DMAA (dimethylamylamine) is another powerful stimulant the FDA has determined is not a legitimate dietary ingredient. It acts as a vasoconstrictor and sympathetic nervous system stimulant, causing rapid blood pressure elevation. Products containing DMAA are still occasionally found in pre-workout and fat-loss supplements, sometimes under alternate names like 1,3-dimethylamylamine, methylhexanamine, or geranium extract.
How to Spot Risky Products
Supplements most likely to raise blood pressure share a few common traits. They tend to contain stimulants (caffeine, synephrine, yohimbine) stacked together, often in a “proprietary blend” that obscures individual doses. Fat burners, pre-workouts, and male enhancement products are the highest-risk categories.
- Check for stimulant stacking. A product combining caffeine with bitter orange or yohimbine will have a larger blood pressure effect than any one ingredient alone.

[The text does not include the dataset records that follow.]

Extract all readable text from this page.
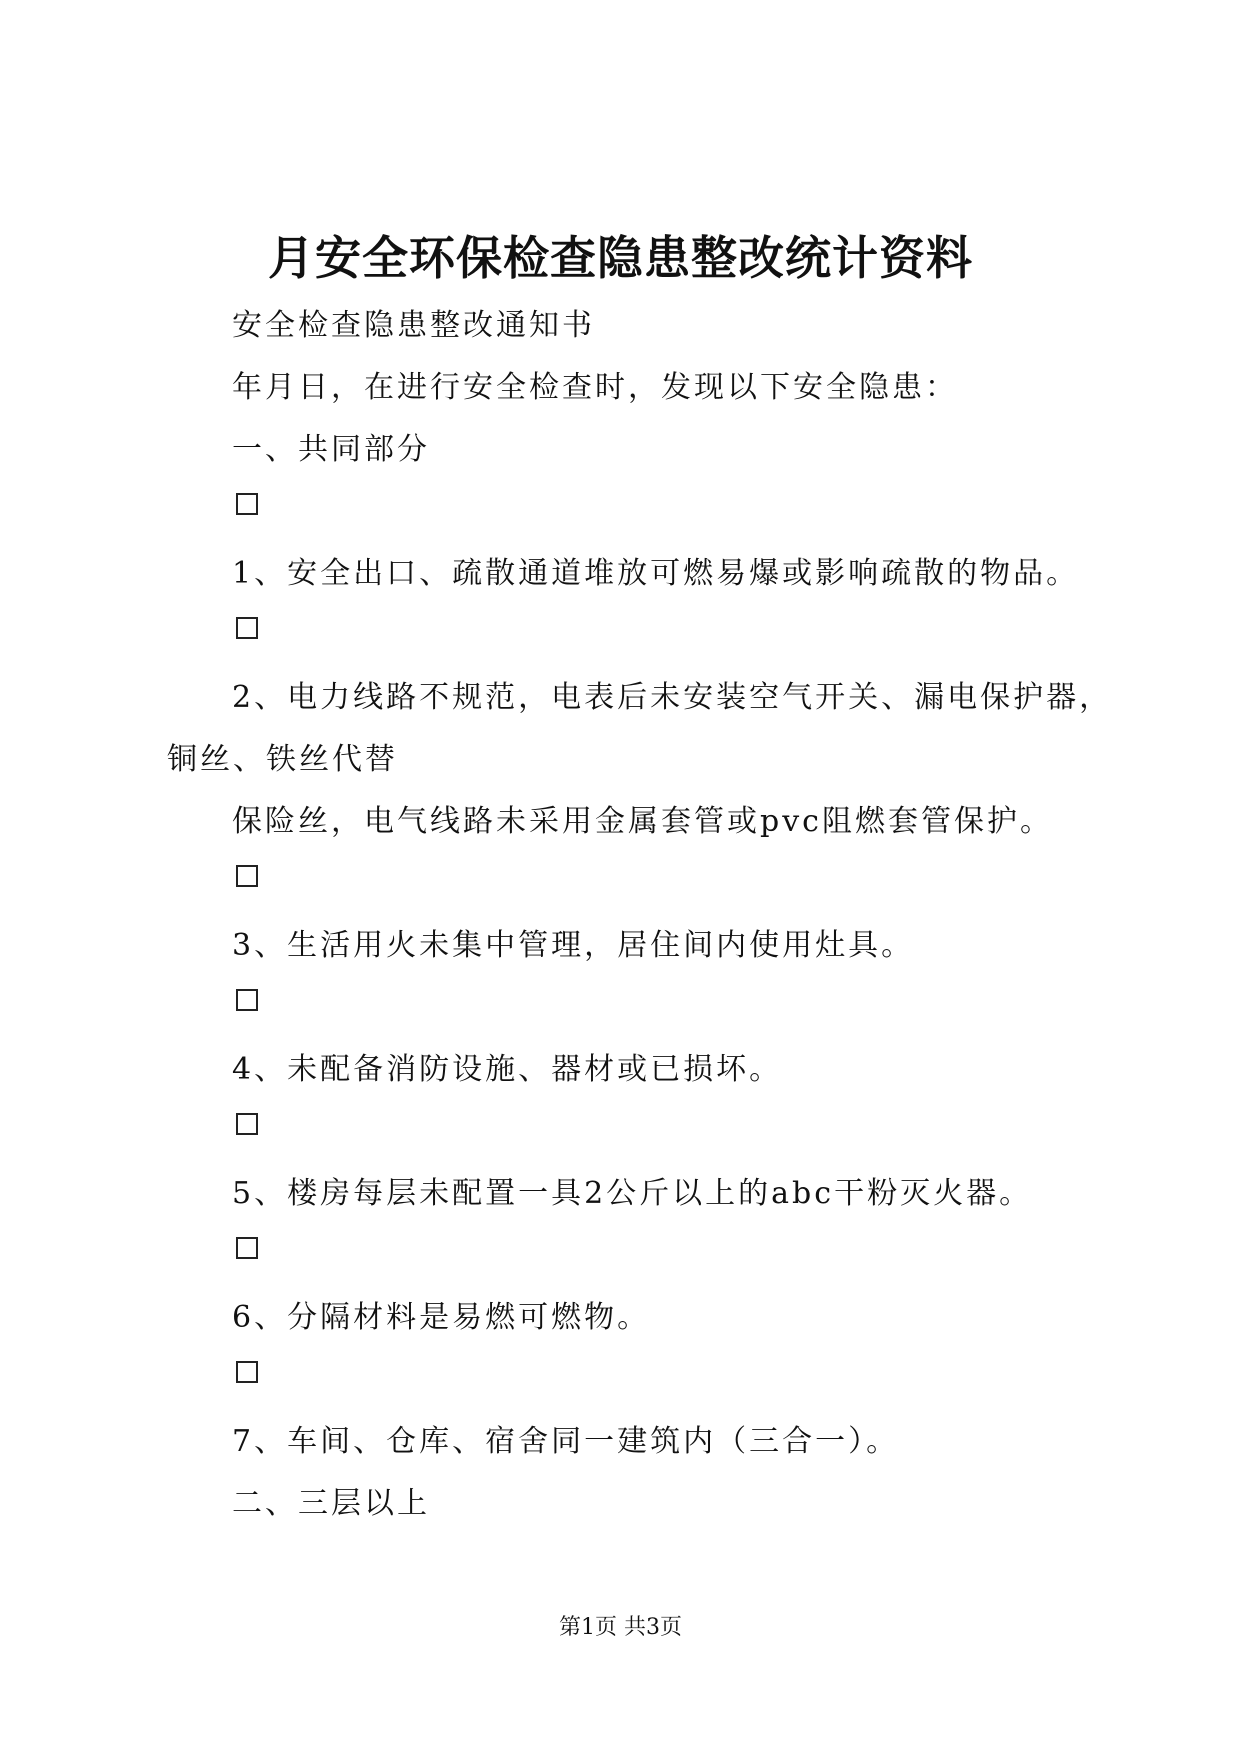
月安全环保检查隐患整改统计资料
安全检查隐患整改通知书
年月日，在进行安全检查时，发现以下安全隐患：
一、共同部分
1、安全出口、疏散通道堆放可燃易爆或影响疏散的物品。
2、电力线路不规范，电表后未安装空气开关、漏电保护器，
铜丝、铁丝代替
保险丝，电气线路未采用金属套管或pvc阻燃套管保护。
3、生活用火未集中管理，居住间内使用灶具。
4、未配备消防设施、器材或已损坏。
5、楼房每层未配置一具2公斤以上的abc干粉灭火器。
6、分隔材料是易燃可燃物。
7、车间、仓库、宿舍同一建筑内（三合一）。
二、三层以上
第1页 共3页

- Watch for hidden names. Synephrine may appear as citrus aurantium. Caffeine may be listed as guarana, green tea extract, or kola nut. Yohimbine may be labeled yohimbe bark extract or pausinystalia yohimbe.
- Be cautious with “proprietary blends.” When a label lists a blend without individual ingredient amounts, you have no way to know whether you’re getting a safe dose of each stimulant.
If you already have high blood pressure or take medication for it, any supplement containing the ingredients above can interfere with blood pressure control. Licorice root is particularly easy to overlook because it appears in herbal teas, digestive supplements, and throat lozenges, not just products marketed as stimulants.